The genius of advertising is the way it can sell products to clients who have no practical use for products . One can get a fine example of how successful these geniuses have been with an online exhibit of cigarette advertising here, on a Stanford University web site. It's enough to make one salivate and to buy into the health claims the magazine notices claim for what has to be the most useless and dangerous product introduced into the consumer market. Ouch.I smoked for near thirty years , from the early seventies through 1997, less inspired by the barroom bathos of Bogart nursing his damaged romanticism between sips of bourbon , face obscured by ubiquitous laces of smoke, and more by rock stars, Keith Richards, Bob Dylan and the like, odd-haired, angular and faces gaunt as the sides of sheer cliffs, musicians hanging out on the periphery of whatever mainstream their tour buses happened to be passing.

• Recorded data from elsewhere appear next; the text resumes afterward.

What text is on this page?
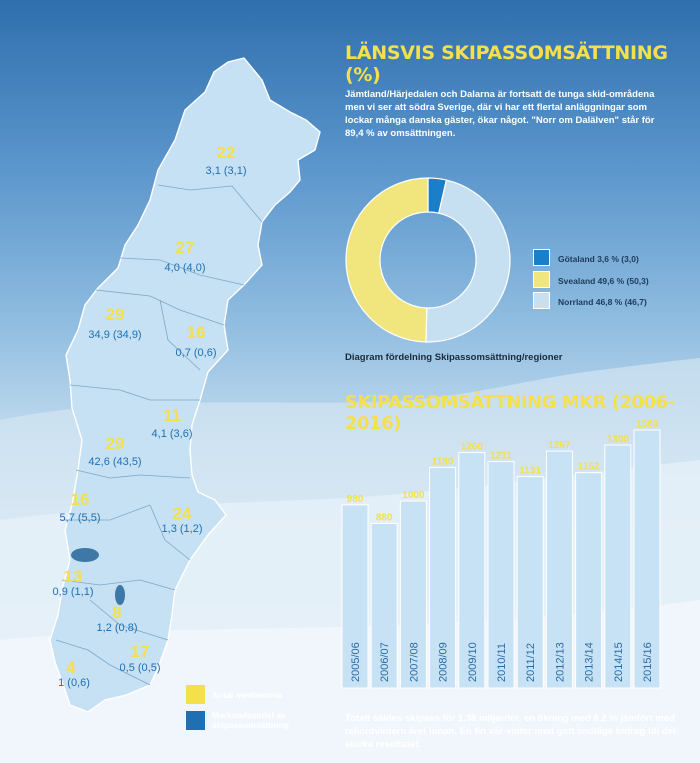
22
3,1 (3,1)
27
4,0 (4,0)
29
34,9 (34,9)	16
0,7 (0,6)
11
4,1 (3,6)
29
42,6 (43,5)
16
5,7 (5,5)	24
1,3 (1,2)
13
0,9 (1,1)
8
1,2 (0,8)
17
0,5 (0,5)
4
1 (0,6)
Antal medlemmar
Marknadsandel av skipassomsättning
LÄNSVIS SKIPASSOMSÄTTNING (%)
Jämtland/Härjedalen och Dalarna är fortsatt de tunga skid-områdena men vi ser att södra Sverige, där vi har ett flertal anläggningar som lockar många danska gäster, ökar något. "Norr om Dalälven" står för 89,4 % av omsättningen.
Götaland 3,6 % (3,0)
Svealand 49,6 % (50,3)
Norrland 46,8 % (46,7)
Diagram fördelning Skipassomsättning/regioner
SKIPASSOMSÄTTNING MKR (2006-2016)
980
2005/06
880
2006/07
1000
2007/08
1180
2008/09
1260
2009/10
1211
2010/11
1131
2011/12
1267
2012/13
1152
2013/14
1300
2014/15
1380
2015/16
Totalt såldes skipass för 1,38 miljarder, en ökning med 6,2 % jämfört med rekordvintern året innan. En fin vår-vinter med gott snöläge bidrog till det starka resultatet.
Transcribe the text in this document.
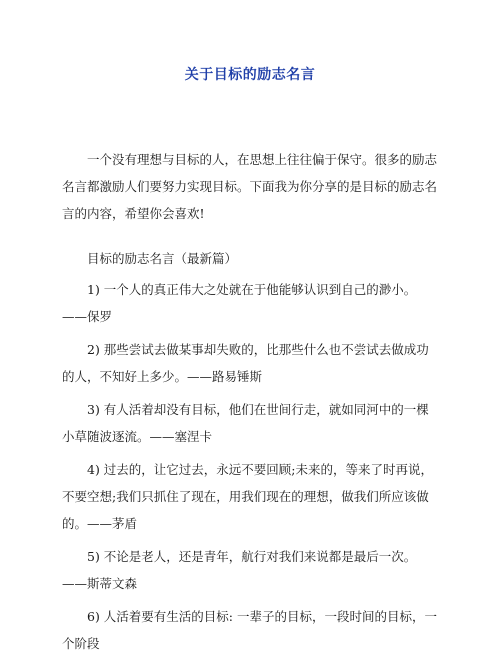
关于目标的励志名言

一个没有理想与目标的人，在思想上往往偏于保守。很多的励志名言都激励人们要努力实现目标。下面我为你分享的是目标的励志名言的内容，希望你会喜欢!

目标的励志名言（最新篇）

1) 一个人的真正伟大之处就在于他能够认识到自己的渺小。——保罗

2) 那些尝试去做某事却失败的，比那些什么也不尝试去做成功的人，不知好上多少。——路易锤斯

3) 有人活着却没有目标，他们在世间行走，就如同河中的一棵小草随波逐流。——塞涅卡

4) 过去的，让它过去，永远不要回顾;未来的，等来了时再说，不要空想;我们只抓住了现在，用我们现在的理想，做我们所应该做的。——茅盾

5) 不论是老人，还是青年，航行对我们来说都是最后一次。——斯蒂文森

6) 人活着要有生活的目标: 一辈子的目标，一段时间的目标，一个阶段
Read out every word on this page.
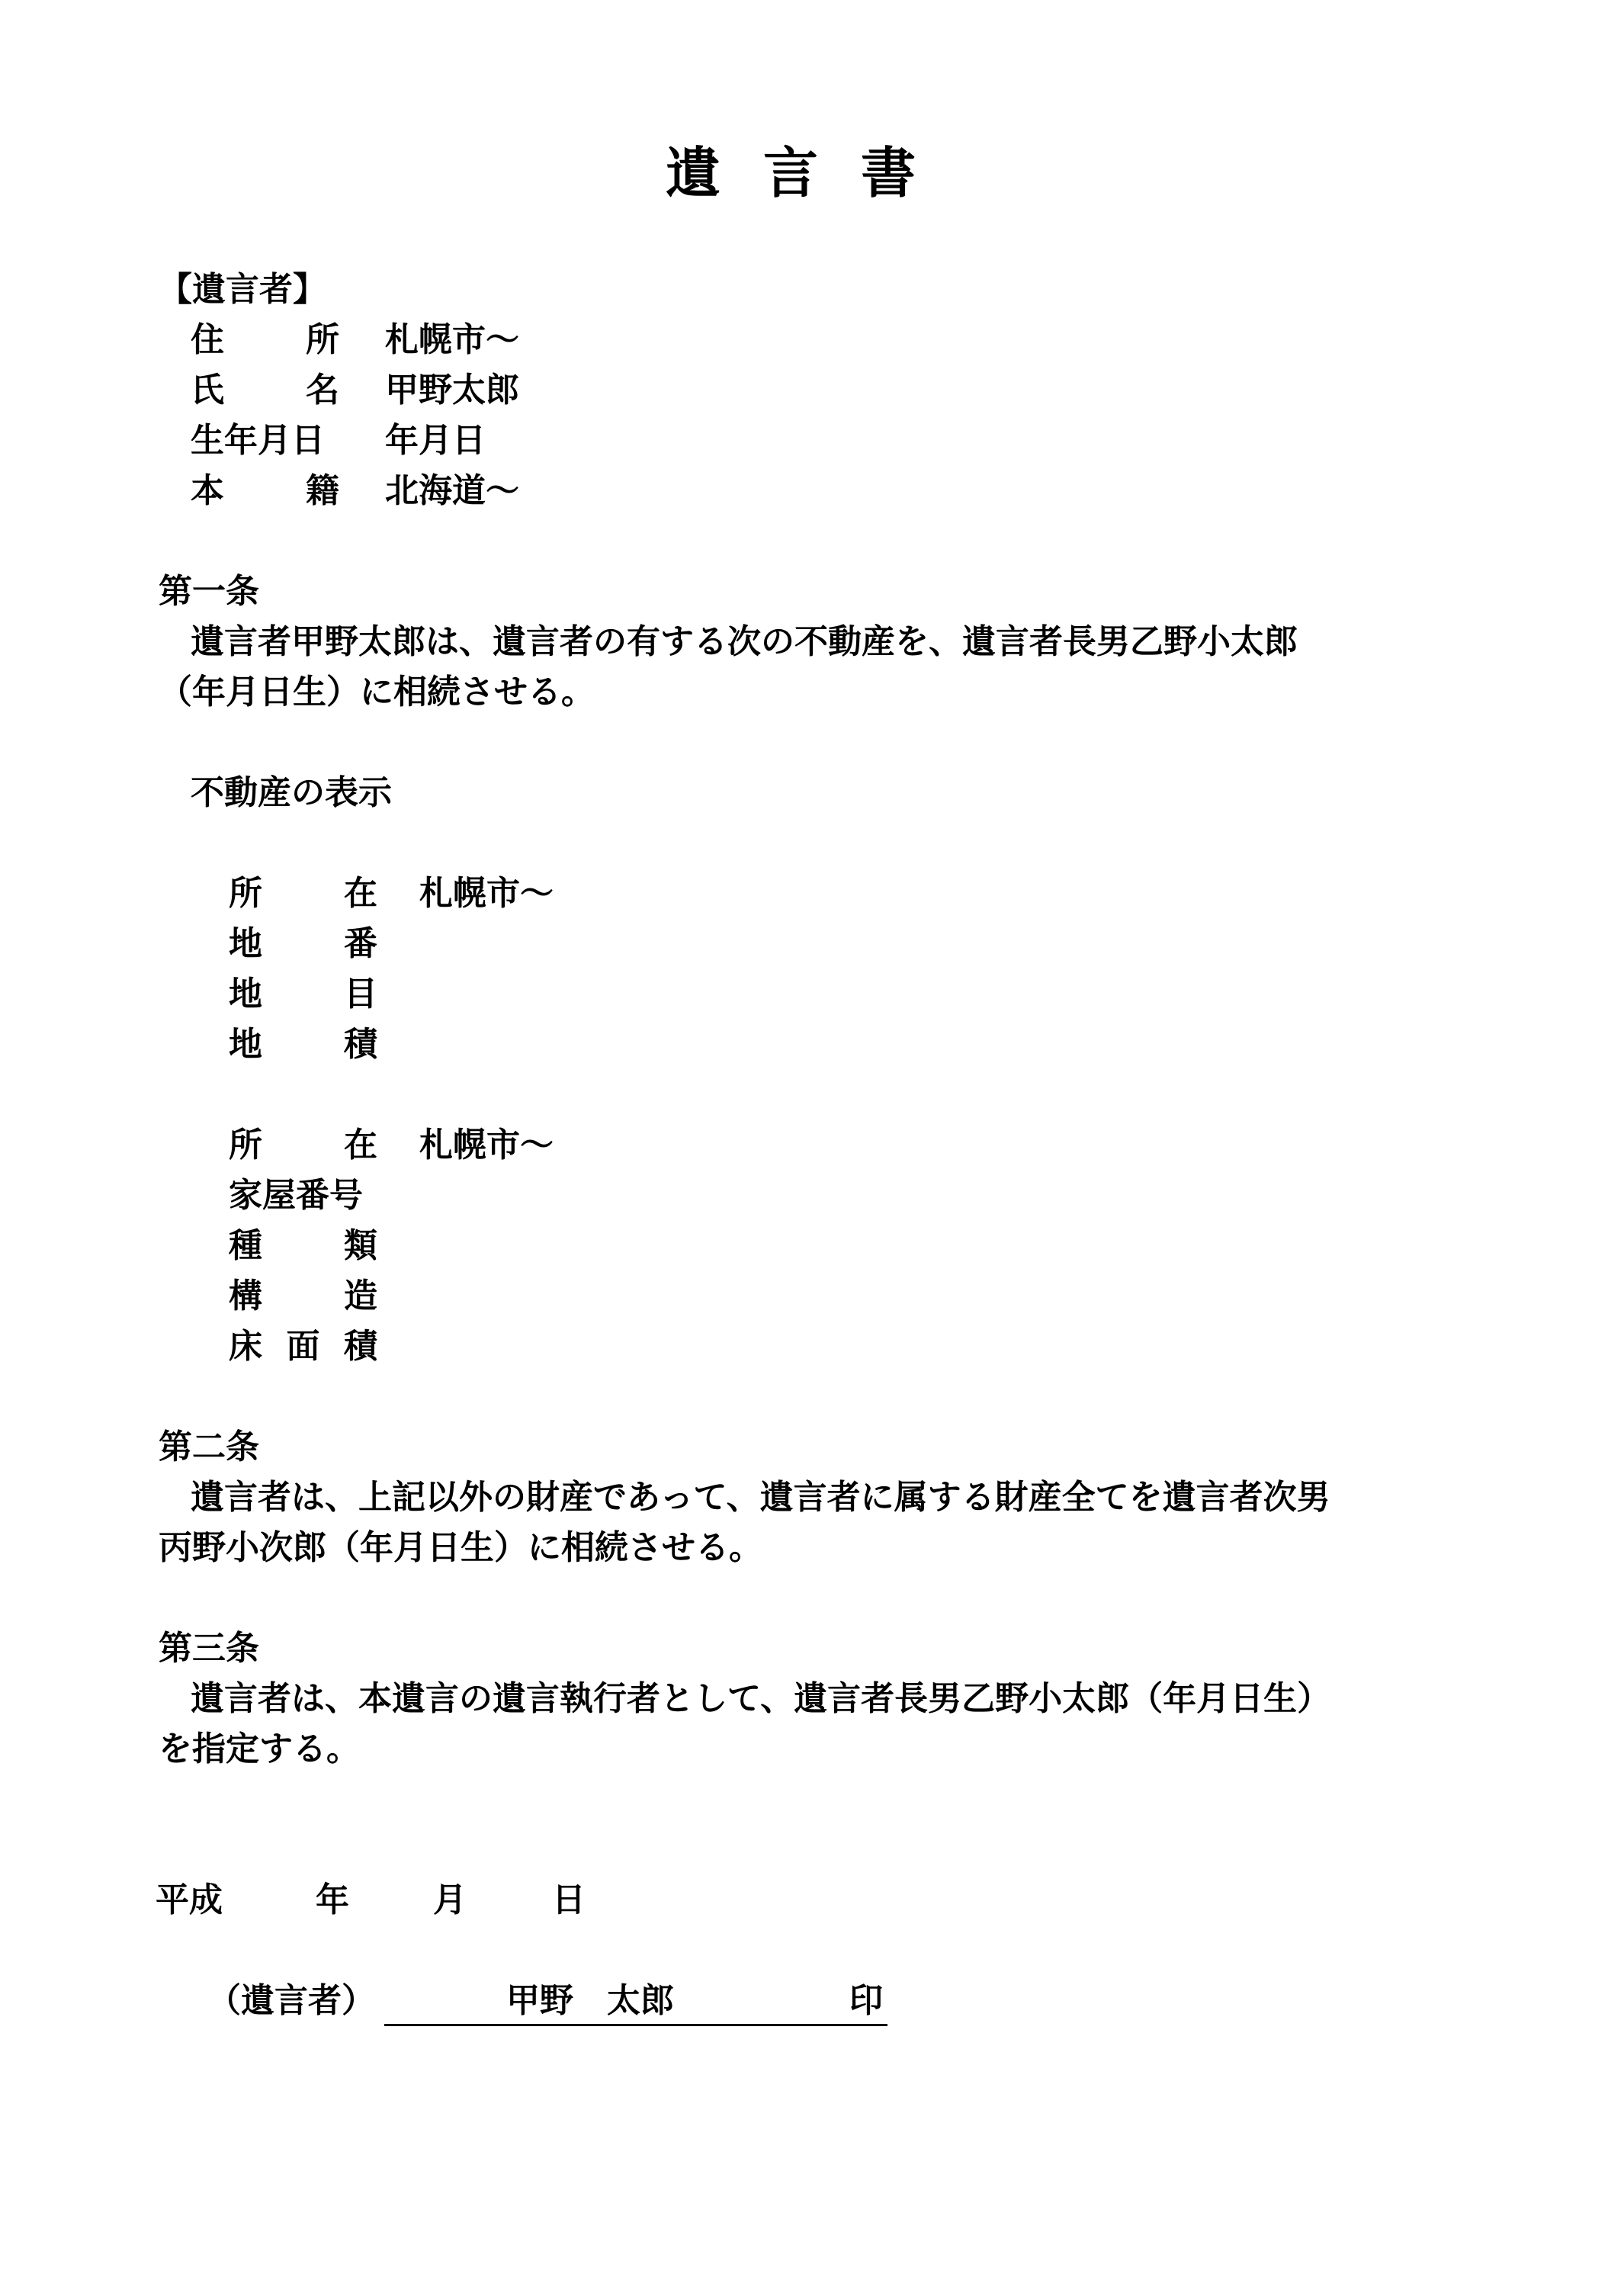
遺言書
【遺言者】
住 所 札幌市～
氏 名 甲野太郎
生年月日 年月日
本 籍 北海道～
第一条
遺言者甲野太郎は、遺言者の有する次の不動産を、遺言者長男乙野小太郎
（年月日生）に相続させる。
不動産の表示
所 在 札幌市～
地 番
地 目
地 積
所 在 札幌市～
家屋番号
種 類
構 造
床 面 積
第二条
遺言者は、上記以外の財産であって、遺言者に属する財産全てを遺言者次男
丙野小次郎（年月日生）に相続させる。
第三条
遺言者は、本遺言の遺言執行者として、遺言者長男乙野小太郎（年月日生）
を指定する。
平成	年	月	日
（遺言者）	甲野　太郎	印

The period was, we know, still somewhat defined by the myth of the counter culture and the notion that things corporate were bad for the planet and yourself as well, but still few of us who grew our hair were willing to grow our own food, and still fewer were willing to forsake their Marlboro 100s or Lucky Strikes for ideological consistency. It was the ironic element of the drug taking of the day that many of us who dabbled in or became overwhelmed by chemicals often times defended our recreational use of illegal materials by citing that nicotine was a drug , it was fatal, and that it was legal, the same being the fact for alcohol.

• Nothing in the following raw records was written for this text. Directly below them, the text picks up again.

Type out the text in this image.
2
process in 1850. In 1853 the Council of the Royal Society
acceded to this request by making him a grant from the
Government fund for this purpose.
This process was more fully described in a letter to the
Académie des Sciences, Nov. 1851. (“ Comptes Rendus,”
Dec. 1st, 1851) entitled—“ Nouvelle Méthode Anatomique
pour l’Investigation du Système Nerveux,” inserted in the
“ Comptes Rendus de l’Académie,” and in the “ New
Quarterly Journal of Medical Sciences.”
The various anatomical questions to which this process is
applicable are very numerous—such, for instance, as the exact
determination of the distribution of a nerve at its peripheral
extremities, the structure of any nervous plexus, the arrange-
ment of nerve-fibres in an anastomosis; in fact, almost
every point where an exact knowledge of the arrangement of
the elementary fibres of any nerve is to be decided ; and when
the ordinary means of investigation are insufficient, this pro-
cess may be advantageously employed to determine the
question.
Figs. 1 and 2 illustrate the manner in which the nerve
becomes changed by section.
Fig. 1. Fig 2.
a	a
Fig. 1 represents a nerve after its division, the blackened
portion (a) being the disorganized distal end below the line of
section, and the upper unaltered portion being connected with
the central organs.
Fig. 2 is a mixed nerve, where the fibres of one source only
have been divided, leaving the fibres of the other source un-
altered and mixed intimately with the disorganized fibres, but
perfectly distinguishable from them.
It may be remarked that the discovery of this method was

It was hypocritical, man, and the squares, the man, the establishment had better rethink their pitch when it came to mewling forth about narcotics. Whether the nebulous collective I just named examined their attitudes again is unknown to me, but what I do remember was that the thinking insulated those of us in our denim'd cliques from some harsh facts and amounted to little more for us to flaunt convention and smoke, drink, toke, inject, drop, in all senses, imbibe. We were in the vanguard, weren't we?

In my case, rock stars died, friends got older or died, the music died, corporate marketing absorbed the particular tricks and whistles of all that hippie culture and the lot of us found ourselves in haircuts, with jobs, having our values sold back to us. And at the age of thirty five years old, divorced, fired, broke, I found myself still smoking two packs a day and drinking myself to a near grave. After an intervention in 1987, I went to a famous rehab in California, and smoking was the unifying thing among patients who other wise had nothing in common besides their addictions the resulting tales of wreckage they were attempting to clean up. We'd smoke during the meditation breaks, we'd smoke the five minutes we had between group meals and the next group therapy, we'd smoke on the dorm patio at night after the treatment day and exchange war stories of alcohol and drug fueled degradation while we puffed, exhaled, coughed, and continued with our stories. Deep wells of gasping laughter were had, and I do remember the desert night, talking to voices across from me in the dark, the only light being a full moon and the moving , cherry red tips of several cigarettes scurrying about like fireflies. Oh, smoking was the sacrament, it was the last link to a life I based on trying to imitate what someone else a bad boy was. Man, oh man.

In 1997, nearly ten years sober at the point, I was still smoking, frequently sick with colds that didn't seem to go away. I wasn't enjoying the cigarettes anymore, and was, in fact, tired of trying to be cool in any sense I thought it meant; I was too hold to get away dressing like a junkie guitarist, I wanted to act my age. I was on the bus in December, a rainy day, cold and miserable, and noticed various stores along the route where clerks were in the service entrances, standing in the shower, smoking away. Not unusual to note, of course, but no one looked happy or to be enjoying the drags they took off the cigarettes they lit in the cloud burst; they were smoking because they had to smoke, rain or no, cold or no, five dollars a pack or no, they looked like drug addicts, and quite suddenly I felt like one myself.Addicted to cigarettes. It was the "aha" experience. It was liberating. I quit that month, and haven't had a cigarette since.